The American Medical Association also said the government was interfering in decisions that should be made between a patient and doctor. “The early termination of pregnancy is a medical matter between the patient and physician," said Barbara McAneny, M.D., the AMA's president, in an emailed statement. "The AMA supports access to reproductive services for all patients and opposes governmental actions to deny established and accepted medical care to any segment of the population."

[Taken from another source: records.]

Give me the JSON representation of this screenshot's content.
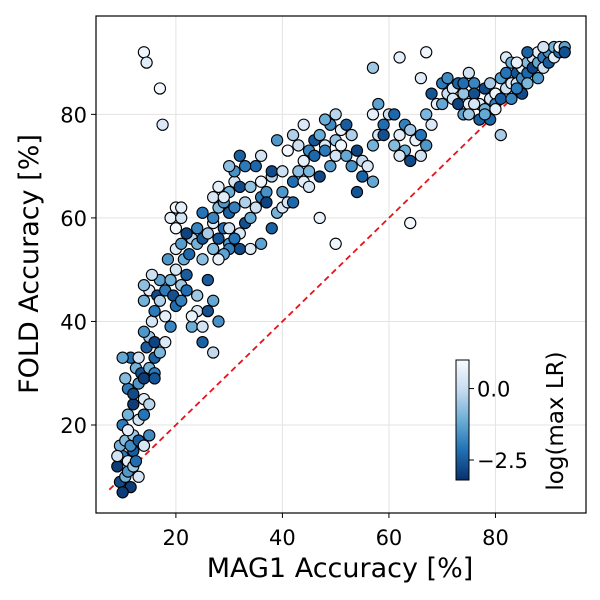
{
  "chart_data": {
    "type": "scatter",
    "title": "",
    "xlabel": "MAG1 Accuracy [%]",
    "ylabel": "FOLD Accuracy [%]",
    "xlim": [
      5,
      97
    ],
    "ylim": [
      3,
      99
    ],
    "xticks": [
      20,
      40,
      60,
      80
    ],
    "yticks": [
      20,
      40,
      60,
      80
    ],
    "grid": true,
    "reference_line": {
      "style": "dashed",
      "color": "#e8121b",
      "from": [
        7.5,
        7.5
      ],
      "to": [
        93.5,
        93.5
      ]
    },
    "colorbar": {
      "label": "log(max LR)",
      "range": [
        -3.2,
        1.0
      ],
      "ticks": [
        0.0,
        -2.5
      ],
      "tick_labels": [
        "0.0",
        "−2.5"
      ],
      "colors": [
        "#08306b",
        "#2171b5",
        "#6baed6",
        "#c6dbef",
        "#f7fbff"
      ]
    },
    "points": [
      [
        14,
        92,
        0.8
      ],
      [
        14.5,
        90,
        0.5
      ],
      [
        17,
        85,
        0.9
      ],
      [
        17.5,
        78,
        0.4
      ],
      [
        9,
        12,
        -3
      ],
      [
        9.5,
        9,
        -2.8
      ],
      [
        10,
        14,
        -2
      ],
      [
        10.5,
        10,
        -1
      ],
      [
        11,
        13,
        0.5
      ],
      [
        11.5,
        8,
        -3
      ],
      [
        12,
        15,
        -2.5
      ],
      [
        9.5,
        16,
        -1
      ],
      [
        10,
        7,
        -3
      ],
      [
        11,
        11,
        -1.5
      ],
      [
        12,
        12,
        -0.5
      ],
      [
        13,
        10,
        0.3
      ],
      [
        12.5,
        13,
        -2.2
      ],
      [
        10.5,
        17,
        -0.8
      ],
      [
        9,
        14,
        0.2
      ],
      [
        11.5,
        16,
        -1.7
      ],
      [
        10,
        20,
        -2
      ],
      [
        11,
        22,
        -1
      ],
      [
        12,
        24,
        -3
      ],
      [
        13,
        21,
        0.2
      ],
      [
        11,
        27,
        -2
      ],
      [
        10.5,
        29,
        -0.8
      ],
      [
        12,
        26,
        -2.8
      ],
      [
        13,
        28,
        -1.5
      ],
      [
        14,
        25,
        0.5
      ],
      [
        12.5,
        31,
        -1
      ],
      [
        11.5,
        33,
        -2.2
      ],
      [
        13.5,
        30,
        -2.7
      ],
      [
        10,
        33,
        -1.2
      ],
      [
        12,
        18,
        -0.5
      ],
      [
        13,
        17,
        -2.5
      ],
      [
        14,
        16,
        0.3
      ],
      [
        15,
        18,
        -1.7
      ],
      [
        14,
        22,
        -2.1
      ],
      [
        15,
        24,
        -0.2
      ],
      [
        11,
        19,
        0.6
      ],
      [
        14,
        29,
        -3
      ],
      [
        15,
        31,
        -1
      ],
      [
        16,
        30,
        -2
      ],
      [
        13,
        33,
        0.2
      ],
      [
        14.5,
        35,
        -2.5
      ],
      [
        15,
        37,
        -0.5
      ],
      [
        16,
        36,
        -2.9
      ],
      [
        14,
        38,
        -1.5
      ],
      [
        15.5,
        40,
        0.3
      ],
      [
        16,
        42,
        -2
      ],
      [
        14,
        44,
        -1
      ],
      [
        15,
        46,
        0.5
      ],
      [
        16.5,
        45,
        -2.8
      ],
      [
        17,
        48,
        -1.3
      ],
      [
        15.5,
        49,
        0.1
      ],
      [
        14,
        47,
        -0.7
      ],
      [
        16,
        33,
        -2.4
      ],
      [
        17,
        34,
        -0.9
      ],
      [
        18,
        36,
        0.4
      ],
      [
        16,
        29,
        -2.6
      ],
      [
        18,
        46,
        -2
      ],
      [
        19,
        48,
        -1
      ],
      [
        20,
        50,
        0.3
      ],
      [
        18.5,
        52,
        -1.5
      ],
      [
        19.5,
        45,
        -2.7
      ],
      [
        21,
        47,
        -0.5
      ],
      [
        20,
        43,
        -2.2
      ],
      [
        18,
        41,
        0.6
      ],
      [
        21.5,
        52,
        -1.1
      ],
      [
        22,
        49,
        -2.5
      ],
      [
        19,
        39,
        -1.8
      ],
      [
        17,
        44,
        -0.3
      ],
      [
        20,
        54,
        0.5
      ],
      [
        21,
        55,
        -1.4
      ],
      [
        22.5,
        53,
        -2.3
      ],
      [
        23,
        56,
        -0.2
      ],
      [
        22,
        57,
        -2.9
      ],
      [
        19,
        60,
        0.7
      ],
      [
        20,
        62,
        0.9
      ],
      [
        21,
        60,
        0.2
      ],
      [
        24,
        55,
        -1
      ],
      [
        25,
        56,
        -2.6
      ],
      [
        26,
        57,
        -0.4
      ],
      [
        24,
        58,
        -1.8
      ],
      [
        27,
        59,
        0.5
      ],
      [
        25,
        61,
        -2.1
      ],
      [
        28,
        62,
        -0.8
      ],
      [
        27,
        64,
        0.3
      ],
      [
        29,
        63,
        -1.5
      ],
      [
        30,
        61,
        -2.4
      ],
      [
        28,
        66,
        0.6
      ],
      [
        30,
        65,
        -1.1
      ],
      [
        31,
        67,
        0.2
      ],
      [
        32,
        66,
        -2.8
      ],
      [
        31,
        62,
        -1.9
      ],
      [
        33,
        63,
        -0.3
      ],
      [
        29,
        58,
        -2.2
      ],
      [
        30,
        55,
        -1.4
      ],
      [
        32,
        57,
        0.4
      ],
      [
        33,
        59,
        -2.7
      ],
      [
        34,
        60,
        -1.2
      ],
      [
        35,
        62,
        0.1
      ],
      [
        36,
        64,
        -2
      ],
      [
        34,
        66,
        -0.6
      ],
      [
        36,
        67,
        0.8
      ],
      [
        37,
        65,
        -1.6
      ],
      [
        35,
        70,
        -2.3
      ],
      [
        38,
        68,
        -0.2
      ],
      [
        37,
        63,
        -2.9
      ],
      [
        39,
        61,
        -1
      ],
      [
        40,
        62,
        0.3
      ],
      [
        38,
        58,
        -2.4
      ],
      [
        36,
        55,
        -1.3
      ],
      [
        34,
        54,
        0.5
      ],
      [
        32,
        54,
        -2.8
      ],
      [
        30,
        54,
        -1.9
      ],
      [
        25,
        52,
        -0.7
      ],
      [
        26,
        48,
        -2.5
      ],
      [
        27,
        44,
        -1.2
      ],
      [
        24,
        42,
        0.4
      ],
      [
        22,
        46,
        -2.2
      ],
      [
        23,
        39,
        -1.1
      ],
      [
        25,
        39,
        0.2
      ],
      [
        26,
        42,
        -2.7
      ],
      [
        24,
        45,
        -0.5
      ],
      [
        28,
        40,
        -1.6
      ],
      [
        27,
        34,
        -0.1
      ],
      [
        25,
        36,
        -2.4
      ],
      [
        23,
        41,
        0.7
      ],
      [
        21,
        44,
        -1.9
      ],
      [
        28,
        56,
        -2.6
      ],
      [
        29,
        53,
        -1.3
      ],
      [
        30,
        58,
        0.2
      ],
      [
        31,
        56,
        -2.1
      ],
      [
        27,
        54,
        -0.8
      ],
      [
        40,
        65,
        -1.5
      ],
      [
        41,
        63,
        0.3
      ],
      [
        42,
        67,
        -2.2
      ],
      [
        43,
        69,
        -0.7
      ],
      [
        44,
        71,
        0.6
      ],
      [
        45,
        73,
        -1.8
      ],
      [
        43,
        74,
        0.1
      ],
      [
        46,
        75,
        -2.6
      ],
      [
        47,
        76,
        -1.1
      ],
      [
        48,
        74,
        0.4
      ],
      [
        46,
        72,
        -2.3
      ],
      [
        45,
        69,
        -0.9
      ],
      [
        44,
        67,
        0.5
      ],
      [
        47,
        68,
        -2.8
      ],
      [
        49,
        70,
        -1.4
      ],
      [
        50,
        72,
        0.2
      ],
      [
        48,
        73,
        -2
      ],
      [
        50,
        75,
        -0.6
      ],
      [
        51,
        77,
        0.7
      ],
      [
        49,
        78,
        -1.7
      ],
      [
        52,
        78,
        -2.5
      ],
      [
        53,
        76,
        -0.3
      ],
      [
        51,
        74,
        0.8
      ],
      [
        52,
        72,
        -1.2
      ],
      [
        54,
        73,
        -2.9
      ],
      [
        55,
        71,
        -0.1
      ],
      [
        53,
        70,
        -1.6
      ],
      [
        56,
        70,
        0.4
      ],
      [
        55,
        68,
        -2.4
      ],
      [
        57,
        74,
        -1
      ],
      [
        58,
        76,
        0.3
      ],
      [
        59,
        78,
        -2.2
      ],
      [
        57,
        80,
        0.6
      ],
      [
        58,
        82,
        -1.3
      ],
      [
        60,
        80,
        0.1
      ],
      [
        59,
        76,
        -2.7
      ],
      [
        61,
        74,
        -0.8
      ],
      [
        62,
        76,
        0.5
      ],
      [
        63,
        78,
        -1.9
      ],
      [
        61,
        80,
        -2.3
      ],
      [
        64,
        77,
        -0.4
      ],
      [
        65,
        75,
        0.7
      ],
      [
        63,
        73,
        -1.1
      ],
      [
        64,
        71,
        -2.8
      ],
      [
        66,
        72,
        0.2
      ],
      [
        67,
        74,
        -1.5
      ],
      [
        66,
        76,
        -2.1
      ],
      [
        68,
        78,
        0.4
      ],
      [
        67,
        80,
        -0.9
      ],
      [
        69,
        82,
        0.6
      ],
      [
        68,
        84,
        -2.6
      ],
      [
        70,
        82,
        -1.2
      ],
      [
        71,
        84,
        0.1
      ],
      [
        70,
        86,
        -2
      ],
      [
        72,
        85,
        0.5
      ],
      [
        71,
        87,
        -1.7
      ],
      [
        73,
        86,
        -2.4
      ],
      [
        72,
        83,
        0.3
      ],
      [
        74,
        84,
        -0.6
      ],
      [
        73,
        82,
        -2.9
      ],
      [
        74,
        80,
        -1.3
      ],
      [
        75,
        82,
        0.7
      ],
      [
        74,
        86,
        -2.2
      ],
      [
        75,
        88,
        0.2
      ],
      [
        76,
        86,
        -1.8
      ],
      [
        76,
        84,
        -2.7
      ],
      [
        75,
        80,
        -0.5
      ],
      [
        77,
        82,
        0.6
      ],
      [
        77,
        79,
        -2.4
      ],
      [
        78,
        81,
        -1
      ],
      [
        79,
        83,
        0.3
      ],
      [
        78,
        85,
        -2.8
      ],
      [
        79,
        86,
        -0.4
      ],
      [
        80,
        84,
        0.8
      ],
      [
        80,
        82,
        -1.9
      ],
      [
        81,
        83,
        -2.5
      ],
      [
        82,
        85,
        0.1
      ],
      [
        81,
        87,
        -1.4
      ],
      [
        82,
        88,
        -2.1
      ],
      [
        83,
        86,
        0.5
      ],
      [
        82,
        91,
        0.4
      ],
      [
        83,
        90,
        -1.1
      ],
      [
        84,
        88,
        -2.6
      ],
      [
        84,
        86,
        0.2
      ],
      [
        85,
        87,
        -1.7
      ],
      [
        85,
        89,
        0.7
      ],
      [
        86,
        88,
        -2.3
      ],
      [
        86,
        90,
        -0.8
      ],
      [
        87,
        91,
        0.3
      ],
      [
        87,
        89,
        -2.9
      ],
      [
        88,
        90,
        -1.2
      ],
      [
        88,
        92,
        0.6
      ],
      [
        89,
        91,
        -2
      ],
      [
        89,
        89,
        0.1
      ],
      [
        90,
        92,
        -1.6
      ],
      [
        90,
        90,
        -2.5
      ],
      [
        91,
        91,
        0.5
      ],
      [
        91,
        93,
        -1
      ],
      [
        92,
        92,
        -2.2
      ],
      [
        92,
        93,
        0.8
      ],
      [
        93,
        93,
        -1.3
      ],
      [
        93,
        92,
        -2.7
      ],
      [
        88,
        87,
        -1.5
      ],
      [
        85,
        84,
        -2.8
      ],
      [
        83,
        83,
        -1.8
      ],
      [
        80,
        81,
        0.6
      ],
      [
        79,
        79,
        -2.3
      ],
      [
        81,
        76,
        -0.4
      ],
      [
        78,
        80,
        -1.2
      ],
      [
        76,
        82,
        0.3
      ],
      [
        84,
        85,
        -2
      ],
      [
        86,
        86,
        -0.9
      ],
      [
        84,
        90,
        0.7
      ],
      [
        86,
        92,
        -2.4
      ],
      [
        89,
        93,
        0.2
      ],
      [
        50,
        55,
        0.8
      ],
      [
        54,
        65,
        -2.6
      ],
      [
        57,
        67,
        -1.2
      ],
      [
        62,
        72,
        0.4
      ],
      [
        64,
        59,
        0.9
      ],
      [
        66,
        87,
        0.5
      ],
      [
        67,
        92,
        0.8
      ],
      [
        62,
        91,
        0.6
      ],
      [
        57,
        89,
        -0.5
      ],
      [
        50,
        80,
        -0.2
      ],
      [
        45,
        66,
        0.3
      ],
      [
        47,
        60,
        0.7
      ],
      [
        42,
        63,
        -2.3
      ],
      [
        44,
        78,
        0.4
      ],
      [
        48,
        79,
        -1.1
      ],
      [
        36,
        72,
        0.2
      ],
      [
        32,
        72,
        -2.4
      ],
      [
        31,
        69,
        -1.6
      ],
      [
        30,
        70,
        -0.7
      ],
      [
        29,
        64,
        0.5
      ],
      [
        38,
        69,
        -2.8
      ],
      [
        40,
        69,
        0.1
      ],
      [
        41,
        73,
        0.9
      ],
      [
        39,
        75,
        -1.5
      ],
      [
        42,
        76,
        -0.3
      ],
      [
        33,
        70,
        -2
      ],
      [
        28,
        52,
        0.7
      ],
      [
        27,
        60,
        -1.8
      ],
      [
        20,
        58,
        0.9
      ],
      [
        21,
        62,
        0.6
      ]
    ]
  }
}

"The AMA strongly condemns any governmental interference—particularly criminal prosecution—into the practice of medicine that compromises a physician’s ability to give the patient all the possible options for treatment so that the patient may choose the option that is most medically appropriate," she said.

John Cullen, M.D., a family physician who is president of the American Academy of Family Physicians, said on his Twitter account that the group opposes the law.

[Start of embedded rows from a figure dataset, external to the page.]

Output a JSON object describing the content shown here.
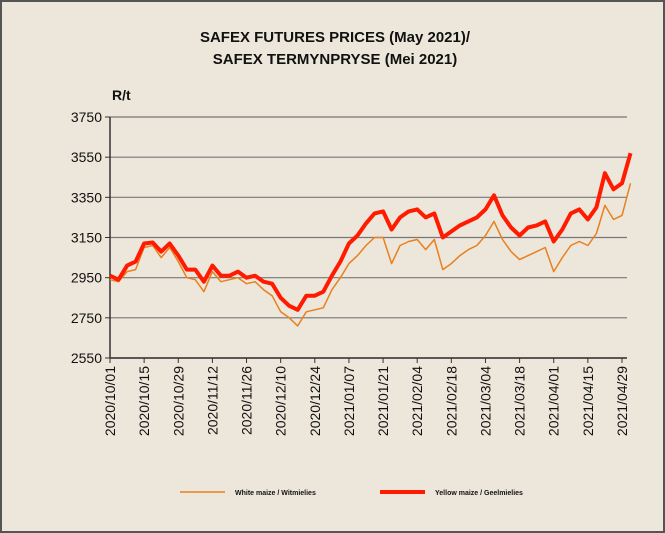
{
  "chart_data": {
    "type": "line",
    "title": "SAFEX FUTURES PRICES (May 2021)/",
    "subtitle": "SAFEX TERMYNPRYSE (Mei 2021)",
    "y_label": "R/t",
    "categories": [
      "2020/10/01",
      null,
      null,
      null,
      "2020/10/15",
      null,
      null,
      null,
      "2020/10/29",
      null,
      null,
      null,
      "2020/11/12",
      null,
      null,
      null,
      "2020/11/26",
      null,
      null,
      null,
      "2020/12/10",
      null,
      null,
      null,
      "2020/12/24",
      null,
      null,
      null,
      "2021/01/07",
      null,
      null,
      null,
      "2021/01/21",
      null,
      null,
      null,
      "2021/02/04",
      null,
      null,
      null,
      "2021/02/18",
      null,
      null,
      null,
      "2021/03/04",
      null,
      null,
      null,
      "2021/03/18",
      null,
      null,
      null,
      "2021/04/01",
      null,
      null,
      null,
      "2021/04/15",
      null,
      null,
      null,
      "2021/04/29",
      null
    ],
    "series": [
      {
        "name": "White maize / Witmielies",
        "color": "#e8801e",
        "width": 1.5,
        "values": [
          2940,
          2930,
          2980,
          2990,
          3100,
          3110,
          3050,
          3100,
          3030,
          2950,
          2940,
          2880,
          2980,
          2930,
          2940,
          2950,
          2920,
          2930,
          2890,
          2860,
          2780,
          2750,
          2710,
          2780,
          2790,
          2800,
          2890,
          2950,
          3020,
          3060,
          3110,
          3150,
          3150,
          3020,
          3110,
          3130,
          3140,
          3090,
          3140,
          2990,
          3020,
          3060,
          3090,
          3110,
          3160,
          3230,
          3140,
          3080,
          3040,
          3060,
          3080,
          3100,
          2980,
          3050,
          3110,
          3130,
          3110,
          3170,
          3310,
          3240,
          3260,
          3420
        ]
      },
      {
        "name": "Yellow maize / Geelmielies",
        "color": "#ff1a00",
        "width": 4,
        "values": [
          2960,
          2940,
          3010,
          3030,
          3120,
          3125,
          3080,
          3120,
          3060,
          2990,
          2990,
          2930,
          3010,
          2960,
          2960,
          2980,
          2950,
          2960,
          2930,
          2920,
          2850,
          2810,
          2790,
          2860,
          2860,
          2880,
          2960,
          3030,
          3120,
          3160,
          3220,
          3270,
          3280,
          3190,
          3250,
          3280,
          3290,
          3250,
          3270,
          3150,
          3180,
          3210,
          3230,
          3250,
          3290,
          3360,
          3260,
          3200,
          3160,
          3200,
          3210,
          3230,
          3130,
          3190,
          3270,
          3290,
          3240,
          3300,
          3470,
          3390,
          3420,
          3570
        ]
      }
    ],
    "ylim": [
      2550,
      3750
    ],
    "yticks": [
      2550,
      2750,
      2950,
      3150,
      3350,
      3550,
      3750
    ],
    "grid": true,
    "legend": "bottom"
  }
}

“The AAFP, based on policy, stands opposed to legislation that criminalizes the work and efforts of physicians who provide safe, legal and appropriate medical care. As legislation works its way through the courts, we will continue to promote the patient-physician relationship from interfering laws such as the one recently passed in Alabama,” he wrote.

“No healthcare provider should ever fear jail time for providing the safe healthcare their patients need,” said the Very Reverend Katherine Ragsdale, interim president and CEO of the National Abortion Federation, reacting to the Alabama Senate’s vote.

“No one wants healthcare providers to have to decide if their patients are close enough to death to risk up to 99 years in prison. This demonizing of abortion providers only emboldens antiabortion extremists, knowing they have outspoken allies in elected office,” she said in a statement.

“Politicians have no business mandating substandard care for pregnant people by threatening doctors with prison time,” tweeted the Women’s Law Project.

The actions to restrict abortion have some doctors unsettled. In Missouri, Colleen McNicholas, D.O., one of a shrinking group of doctors performing abortions in the Midwest, said on her Twitter feed that by 7 a.m. she received “multiple texts and emails of panic” from fellow doctors.

“Nothing has changed about how you practice medicine TODAY,” she wrote. “I know the threat of criminal charges is scary but continue to practice medicine in a way that is consistent with evidence and what’s best for patients,” she wrote.

Not everyone shared that view, as antiabortion organizations applauded the legislation.

"Like other states that have passed laws concerning when life begins, Alabama has relied upon scientific and medical facts," said Catherine Glenn Foster, president and CEO of Americans United for Life.